I can assure you that my Italian ancestors never ate bolognese with zucchini noodles – but I think they missed out. The best thing about pasta is the sauce you put over it, and let me assure you that, with the exception of my mothers sauce, this is the next best thing.
It not always easy to avoid gluten, but some of us do not have a choice. Whether you have to avoid gluten for medical reasons or you are just trying a more paleo type diet, I encourage you to try this sauce with zucchini noodles, aka zoodles.
To make zucchini noodles, you need a spiralizer. I have this one but there are many others on the market, ranging from $20-$50. I like the spirelli because it’s small and doesn’t take up too much real estate in the kitchen. I have also made zucchini coins which work nicely too if you don’t have a spiralizer. Just cut up slices of zucchini and saute them.
One of my favorite meals growing up was burnt spaghetti. Yes, burnt. Don’t knock it til you try it! But don’t try it if you are gluten free. Except maybe with quinoa noodles. The story goes that my grandmother was reheating leftover spaghetti bolognese one night and got distracted and the pasta got a little burnt. They ate it anyway and everybody loved the crispy noodles. Growing up, we would purposefully “burn” the leftover pasta. Spaghetti was always better the second night, in my opinion. I tried to recreate this with the zoodles, getting them nice and crispy in the pan. And since I can’t eat spaghetti anymore, this is a great alternative.

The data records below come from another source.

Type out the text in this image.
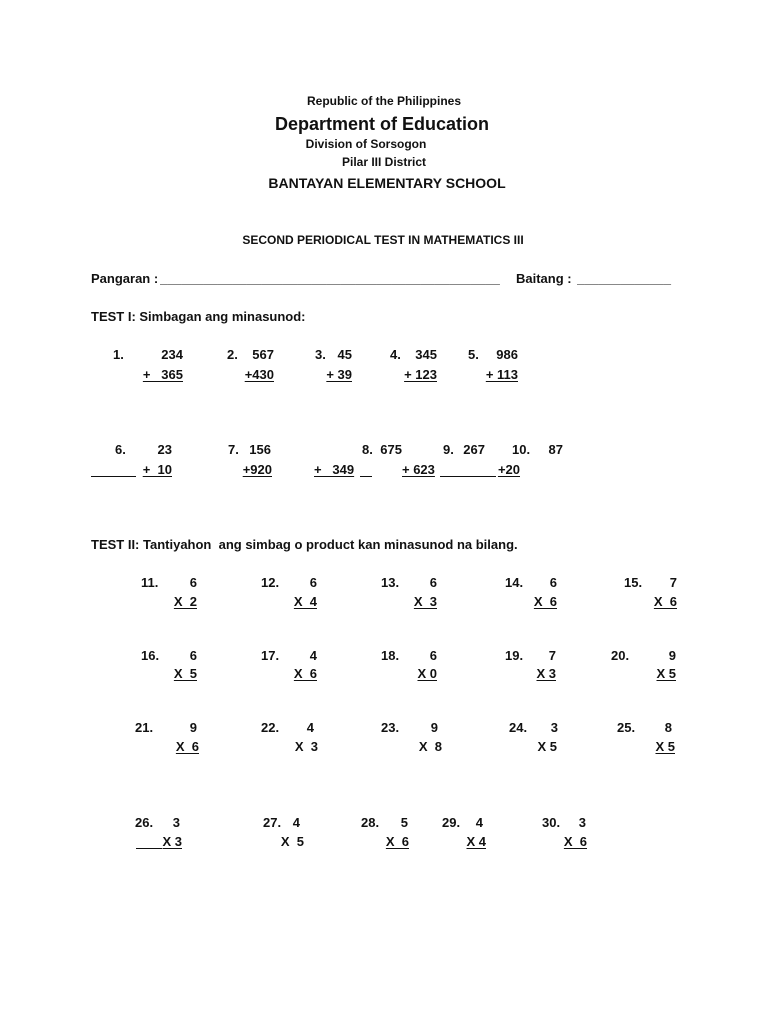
Republic of the Philippines
Department of Education
Division of Sorsogon
Pilar III District
BANTAYAN ELEMENTARY SCHOOL
SECOND PERIODICAL TEST IN MATHEMATICS III
Pangaran : _______________________________________________	Baitang : _____________
TEST I: Simbagan ang minasunod:
1.	234
+   365
2. 567
+430
3. 45
+ 39
4. 345
+ 123
5. 986
+ 113
6. 23
+  10
7. 156
+920
8. 675
+   349
9. 267
+ 623
10. 87
+20
TEST II: Tantiyahon  ang simbag o product kan minasunod na bilang.
11. 6
X  2
12. 6
X  4
13. 6
X  3
14. 6
X  6
15. 7
X  6
16. 6
X  5
17. 4
X  6
18. 6
X 0
19. 7
X 3
20.	9
X 5
21.	9
X  6
22. 4
X  3
23. 9
X  8
24. 3
X 5
25. 8
X 5
26. 3
X 3
27. 4
X  5
28. 5
X  6
29. 4
X 4
30. 3
X  6
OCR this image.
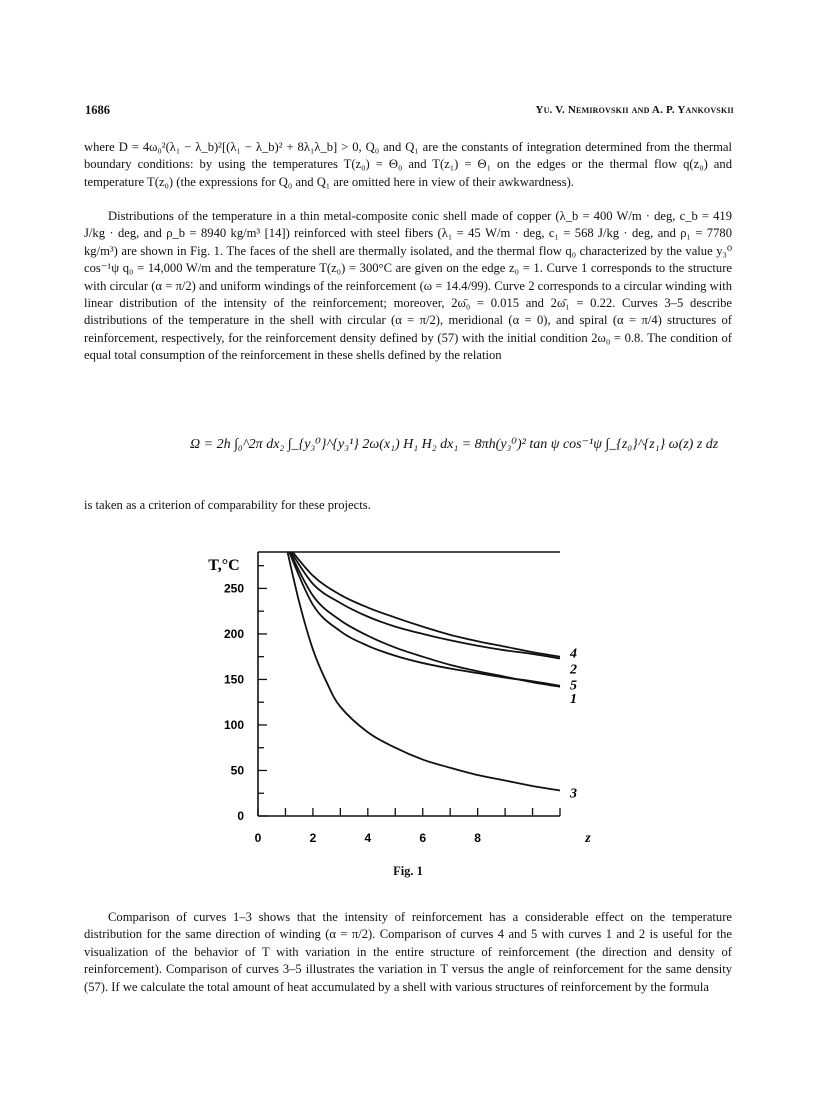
1686	Yu. V. Nemirovskii and A. P. Yankovskii
where D = 4ω₀²(λ₁ − λ_b)²[(λ₁ − λ_b)² + 8λ₁λ_b] > 0, Q₀ and Q₁ are the constants of integration determined from the thermal boundary conditions: by using the temperatures T(z₀) = Θ₀ and T(z₁) = Θ₁ on the edges or the thermal flow q(z₀) and temperature T(z₀) (the expressions for Q₀ and Q₁ are omitted here in view of their awkwardness).
Distributions of the temperature in a thin metal-composite conic shell made of copper (λ_b = 400 W/m · deg, c_b = 419 J/kg · deg, and ρ_b = 8940 kg/m³ [14]) reinforced with steel fibers (λ₁ = 45 W/m · deg, c₁ = 568 J/kg · deg, and ρ₁ = 7780 kg/m³) are shown in Fig. 1. The faces of the shell are thermally isolated, and the thermal flow q₀ characterized by the value y₃⁰ cos⁻¹ψ q₀ = 14,000 W/m and the temperature T(z₀) = 300°C are given on the edge z₀ = 1. Curve 1 corresponds to the structure with circular (α = π/2) and uniform windings of the reinforcement (ω = 14.4/99). Curve 2 corresponds to a circular winding with linear distribution of the intensity of the reinforcement; moreover, 2ω̄₀ = 0.015 and 2ω̄₁ = 0.22. Curves 3–5 describe distributions of the temperature in the shell with circular (α = π/2), meridional (α = 0), and spiral (α = π/4) structures of reinforcement, respectively, for the reinforcement density defined by (57) with the initial condition 2ω₀ = 0.8. The condition of equal total consumption of the reinforcement in these shells defined by the relation
Ω = 2h ∫₀^2π dx₂ ∫_{y₃⁰}^{y₃¹} 2ω(x₁) H₁ H₂ dx₁ = 8πh(y₃⁰)² tan ψ cos⁻¹ψ ∫_{z₀}^{z₁} ω(z) z dz
is taken as a criterion of comparability for these projects.
0
50
100
150
200
250
0	2	4	6	8
T,°C
z
4
2
5
1
3
Fig. 1
Comparison of curves 1–3 shows that the intensity of reinforcement has a considerable effect on the temperature distribution for the same direction of winding (α = π/2). Comparison of curves 4 and 5 with curves 1 and 2 is useful for the visualization of the behavior of T with variation in the entire structure of reinforcement (the direction and density of reinforcement). Comparison of curves 3–5 illustrates the variation in T versus the angle of reinforcement for the same density (57). If we calculate the total amount of heat accumulated by a shell with various structures of reinforcement by the formula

My Aunt Nancie gave me with recipe before Eric and I got married. This recipe is a different kind of bolognese than my mom and grandmother made. It is thicker, with subtle hints of white wine and nutmeg.
I cooked the zoodles in a cast iron pan on the stove top with a little bit of butter and didn’t fuss with them too much. Using tongs. I turned them every few minutes and then and let them be for several minutes in order for them to crispt up. But be in the general vicinity of the stove- you don’t want them to burn.
When I make this bolognese, I often double (or triple) this recipe and then freeze a couple jars of it. That makes future dinner preparation easy to whip up! Just defrost the sauce and reheat in a saucepan on the stove.
Pair it with this green salad but since we are heading into winter and cherries are not in season, use pomegranate seeds instead.
- 3 tbsp butter
- ½ onion, diced
- 1 carrot, chopped
- 1 celery rib, chopped
- 1 lb ground organic grass-fed ground beef
- 1 cup dry white wine
- ½ cup whole organic milk
- 1/8 tsp nutmeg
- 2 cups crushed tomatoes.
- Sea salt and pepper
- 4 large or 6 medium Zucchinis’, spiralized
- 1 tbsp ghee, butter or coconut oil
- pinch or two of sea salt
- Add grated parmesan cheese on top of sauce (optional)
-In a deep, heavy pot over medium heat, saute onions with the butter until just translucent. Add celery and carrots and cook for another 2-3 minutes.
-Add ground beef, crumbling in the pot with a fork. Add 1 tsp sea salt, stir and cook until meat has lost its red color. Add wine and turn heat to medium/high and cover pot. Cook until most of wine has evaporated, stirring frequently.
-Add milk and nutmeg, cover pot and cook until its evaporated.
-Add tomatoes and stir, cooking sauce until it bubbles. Turn heat to low and cook for another hour…or eat now if you don’t have time.
Using a paper towel or dish cloth, give the zoodles a little squeeze to get out any extra moisture, In a large pan over medium/high heat melt the ghee or oil and add the zoodles and a pinch of salt. Let them cook for 5-6 minutes before stirring. Using tongs, turn the zoodles. Cook for another 5-10 minutes, letting them get a little crispy, stirring occasionally.
Add Zoodles to a bowl with the bolognese on top.